Let $\map \phi {h_1, h_2} = \map \phi {k_1, k_2}$.
As $\phi$ is injective, this means that:
- $\tuple {h_1, h_2} = \tuple {k_1, k_2}$
and thus:
- $h_1 = k_1, h_2 = k_2$
From the definition of $\phi$, this means:
- $h_1 h_2 = k_1 k_2$
Thus, each element of $G$ that can be expressed as a product of the form $h_1 h_2$ can be thus expressed uniquely.

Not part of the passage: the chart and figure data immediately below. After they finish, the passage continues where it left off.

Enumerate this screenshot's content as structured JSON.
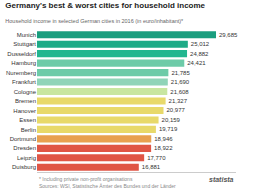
{
  "chart_data": {
    "type": "bar",
    "orientation": "horizontal",
    "title": "Germany's best & worst cities for household income",
    "subtitle": "Household income in selected German cities in 2016 (in euro/inhabitant)*",
    "annotations": [
      "* Including private non-profit organisations\nSources: WSI, Statistische Ämter des Bundes und der Länder",
      "statista"
    ],
    "categories": [
      "Munich",
      "Stuttgart",
      "Dusseldorf",
      "Hamburg",
      "Nuremberg",
      "Frankfurt",
      "Cologne",
      "Bremen",
      "Hanover",
      "Essen",
      "Berlin",
      "Dortmund",
      "Dresden",
      "Leipzig",
      "Duisburg"
    ],
    "values": [
      29685,
      25012,
      24882,
      24421,
      21785,
      21690,
      21608,
      21327,
      20977,
      20159,
      19719,
      18946,
      18922,
      17770,
      16881
    ],
    "value_labels": [
      "29,685",
      "25,012",
      "24,882",
      "24,421",
      "21,785",
      "21,690",
      "21,608",
      "21,327",
      "20,977",
      "20,159",
      "19,719",
      "18,946",
      "18,922",
      "17,770",
      "16,881"
    ],
    "colors": [
      "#1a9e7e",
      "#1eab87",
      "#21b68f",
      "#6dcba8",
      "#6dcba8",
      "#8fd4b8",
      "#c8e6a0",
      "#e8d96a",
      "#e8d96a",
      "#e8d96a",
      "#e8d96a",
      "#e8a050",
      "#e05545",
      "#e05545",
      "#e05545"
    ],
    "xlim": [
      0,
      33000
    ],
    "data_labels": true,
    "tick_labels": "y",
    "grid": false
  }
}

Now, suppose $h \in H_1 \cap H_2$.
We have:
\(\ds h = h e\) | \(:\) | \(\ds h \in H_1, e \in H_2\) | ||||||||||||
\(\ds h = e h\) | \(:\) | \(\ds e \in H_1, h \in H_2\) |
Thus we see that:
\(\ds \map \phi {h, e}\) | \(=\) | \(\ds \map \phi {e, h}\) | ||||||||||||
\(\ds \leadsto \ \ \) | \(\ds \tuple {h, e}\) | \(=\) | \(\ds \tuple {e, h}\) | |||||||||||
\(\ds \leadsto \ \ \) | \(\ds h\) | \(=\) | \(\ds e\) |
Thus:
- $H_1 \cap H_2 = \set e$
$\Box$
Sufficient Condition
Let $H_1 \cap H_2 = \set e$.
Let:
- $\map \phi {h_1, h_2} = \map \phi {k_1, k_2}$
Then:
- $h_1 h_2 = k_1 k_2: h_1, k_1 \in H_1, h_2, k_2 \in H_2$
Thus:
- $k_1^{-1} h_1 = k_2 h_2^{-1}$
But:
- $k_1^{-1} h_1 \in H_1$ and $k_2 h_2^{-1} \in H_2$
As they are equal, we have:
- $k_1^{-1} h_1 = k_2 h_2^{-1} \in H_1 \cap H_2 = \set e$
It follows that:
- $h_1 = k_1, h_2 = k_2$
and thus:
- $\tuple {h_1, h_2} = \tuple {k_1, k_2}$
Thus $\phi$ is injective and the result follows.
$\blacksquare$